In this age of handbooks, companions and encyclopaedias, the Ueberweg - or to give it its proper title Grundriss der Geschichte der Philosophie - is something quite different, a monument to slow, careful and 'objective' research. It is designed to be definitive, magisterial, authoritative and unbiased and to stand the test of time - and given the fact that we still do not have a good sense of the full course of the intellectual history of philosophy in the world of Islam, it will end up defining for a generation at least the outline of that story.

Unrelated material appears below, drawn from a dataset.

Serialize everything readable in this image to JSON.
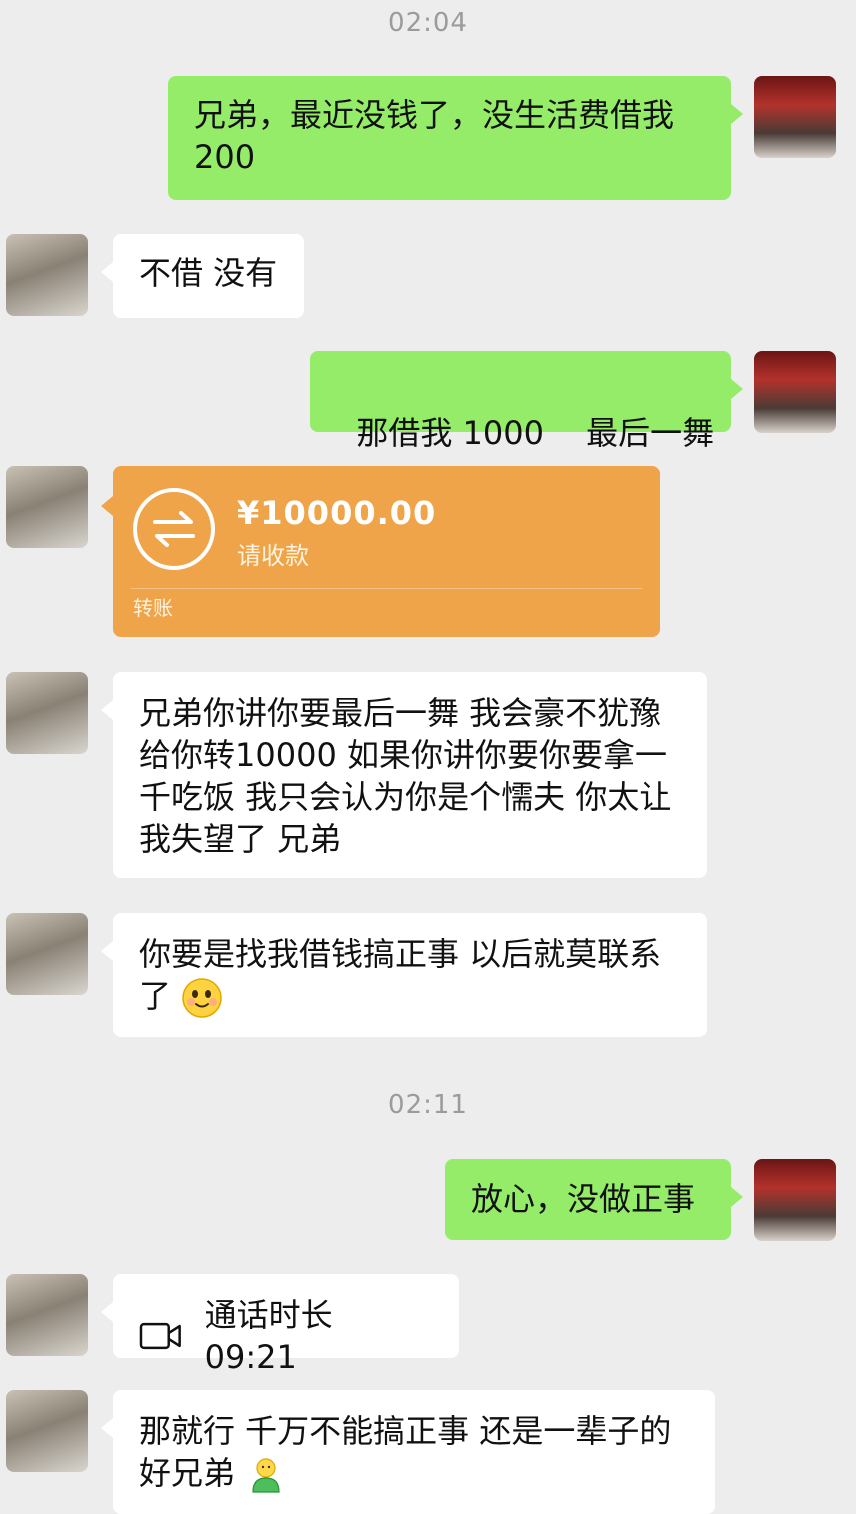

Four volumes are planned to cover the history of Islamic philosophy of which the first volume on the early period before Avicenna has appeared in German as well as in English translation. There will also be online versions that may well be more comprehensive and updated by the authors. 





The four volumes are:

1) 8th to 10th Century - already out 

2) 10th to 12th Century - this will cover the critical period of Avicenna and includes the various initial responses including Fakhr al-Dīn al-Rāzī - currently in final stages of editing 

3) 13th to 18th Century - the high point of the post-classical period with a long (multi-authored) chapter on the 13th to the 15th century, a ground breaking piece on the history of logic by Khaled el-Rouayheb, philosophy in Shiraz from Jurjānī to Sammākī by Reza Pourjavady, myself on Safavid philosophy (Mīr Dāmād and his students, Mullā Ṣadrā and his students, Rajab ʿAlī Tabrīzī and his students, the Avicennian tradition, and the reception of Mullā Ṣadrā up to and including Mahdī Narāqī), Asad Ahmed and Renate Wursch on India, Sait Ozervali on Ottoman philosophy and so forth; this volume will probably not appear for around 5 years

4) 1800 to the present - this is the modern volume; I have a chapter on Avicennians and the critique of Mullā Ṣadrā in this volume - this is also in the editing stage

This will supplement and act as the foundation for students for some time to come adding to the existing resources that are critically important such as the Cambridge Companion to Arabic Philosophy, the Oxford Handbook of Islamic Philosophy, and the volume on Philosophy in the Islamic World  as part of Peter Adamson's the History of Philosophy without any gaps podcast transcripts.